Ob nun der schiere Erkenntnisgewinn und die Politikberatung beim BMVEL aber tatsächlich erwünscht sind, erscheint zweifelhaft. „Sehr häufig hat sich das Ministerium wissenschaftliche Beratung nicht bei den eigenen Mitarbeitern geholt, sondern Aufträge für Gutachten außer Haus gegeben“, kritisiert Ralph Bock. Dies geschah anscheinend selbst dann, wenn die BMVEL-angehörigen Forscher bereits Gutachten verfasst hatten. Besonders beliebt beim Verbraucherschutzministerium ist das Öko-Institut in Freiburg. Dessen einstige Chefin Beatrix Tappeser holten die Grünen übrigens unlängst ins Bundesamt für Naturschutz. Dort leitet die als ausgewiesene Gegnerin der grünen Biotechnik bekannte Biologin die Abteilung, die für die Bewertung gentechnisch veränderter Organismen im Rahmen von Zulassungen und Freisetzungen zuständig ist.


Warum aber hat das BMVEL die Projekte denn nun eigentlich gestoppt?
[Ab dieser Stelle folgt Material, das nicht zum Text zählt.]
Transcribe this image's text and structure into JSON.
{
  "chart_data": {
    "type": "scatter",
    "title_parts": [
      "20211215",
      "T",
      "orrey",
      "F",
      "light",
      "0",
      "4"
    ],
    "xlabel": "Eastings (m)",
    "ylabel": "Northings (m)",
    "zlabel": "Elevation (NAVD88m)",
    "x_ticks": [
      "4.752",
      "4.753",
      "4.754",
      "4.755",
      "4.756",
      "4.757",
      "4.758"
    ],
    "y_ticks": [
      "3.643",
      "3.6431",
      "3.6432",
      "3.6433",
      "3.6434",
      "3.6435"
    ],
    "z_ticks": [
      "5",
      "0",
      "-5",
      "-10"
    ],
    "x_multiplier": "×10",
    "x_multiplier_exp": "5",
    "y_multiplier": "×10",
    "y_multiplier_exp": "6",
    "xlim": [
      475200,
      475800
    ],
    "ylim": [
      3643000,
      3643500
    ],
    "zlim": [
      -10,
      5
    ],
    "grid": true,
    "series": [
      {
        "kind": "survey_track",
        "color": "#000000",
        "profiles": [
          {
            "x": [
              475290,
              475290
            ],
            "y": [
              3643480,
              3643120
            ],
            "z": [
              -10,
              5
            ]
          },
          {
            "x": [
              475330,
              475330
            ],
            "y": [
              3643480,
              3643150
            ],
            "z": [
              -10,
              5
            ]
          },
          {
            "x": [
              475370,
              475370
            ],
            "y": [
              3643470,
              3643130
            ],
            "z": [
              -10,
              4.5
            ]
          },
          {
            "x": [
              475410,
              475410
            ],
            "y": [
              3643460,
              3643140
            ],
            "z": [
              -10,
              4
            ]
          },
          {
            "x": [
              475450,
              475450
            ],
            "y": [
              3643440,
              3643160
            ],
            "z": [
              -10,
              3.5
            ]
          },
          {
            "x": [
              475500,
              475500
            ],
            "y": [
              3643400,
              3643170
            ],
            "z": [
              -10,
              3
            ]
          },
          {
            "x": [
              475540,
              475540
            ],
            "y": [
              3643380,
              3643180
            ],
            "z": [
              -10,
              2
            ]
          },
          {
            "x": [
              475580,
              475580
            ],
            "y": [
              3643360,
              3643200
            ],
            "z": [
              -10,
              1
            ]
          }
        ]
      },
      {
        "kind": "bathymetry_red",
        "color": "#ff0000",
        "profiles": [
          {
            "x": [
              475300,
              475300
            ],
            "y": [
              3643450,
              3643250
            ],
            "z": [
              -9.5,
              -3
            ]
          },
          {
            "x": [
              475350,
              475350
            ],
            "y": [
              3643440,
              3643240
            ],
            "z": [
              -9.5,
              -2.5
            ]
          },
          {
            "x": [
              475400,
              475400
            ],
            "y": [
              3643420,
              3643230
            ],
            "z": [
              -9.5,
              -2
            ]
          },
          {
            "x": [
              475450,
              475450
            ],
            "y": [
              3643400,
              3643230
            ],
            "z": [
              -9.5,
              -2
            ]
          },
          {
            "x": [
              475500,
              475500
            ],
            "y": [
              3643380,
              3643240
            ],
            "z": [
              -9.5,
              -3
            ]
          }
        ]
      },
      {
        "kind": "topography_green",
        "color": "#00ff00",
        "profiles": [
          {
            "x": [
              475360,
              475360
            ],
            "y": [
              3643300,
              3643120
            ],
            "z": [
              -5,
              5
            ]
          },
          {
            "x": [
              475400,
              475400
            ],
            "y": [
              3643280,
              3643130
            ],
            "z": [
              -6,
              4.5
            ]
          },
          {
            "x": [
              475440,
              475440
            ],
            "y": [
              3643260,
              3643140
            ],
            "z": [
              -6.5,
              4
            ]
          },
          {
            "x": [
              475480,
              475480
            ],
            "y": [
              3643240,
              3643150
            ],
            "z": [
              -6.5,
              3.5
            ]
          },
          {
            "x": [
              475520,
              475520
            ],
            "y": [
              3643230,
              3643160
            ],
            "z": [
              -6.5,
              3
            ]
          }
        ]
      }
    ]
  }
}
Der Vorwurf der Produktentwicklung hält einer ernsthaften Überprüfung nicht stand – und mehr weiß man nicht. Anscheinend ist die ganze Sache lediglich eine der vielen Blüten, die das Reizthema „Grüne Gentechnik“ treibt. Zum Glück für den Erkenntnisgewinn und den Wissenschaftsstandort Deutschland können wenigstens zwei der nach Aussage vieler Gentech-Forscher viel versprechenden Projekte von Schiemann und Töpfer von anderen (Künast-unabhängigen) Arbeitsgruppen weitergeführt werden – Ministerin Bulmahn hat bereits ihre Finanzierung zugesagt.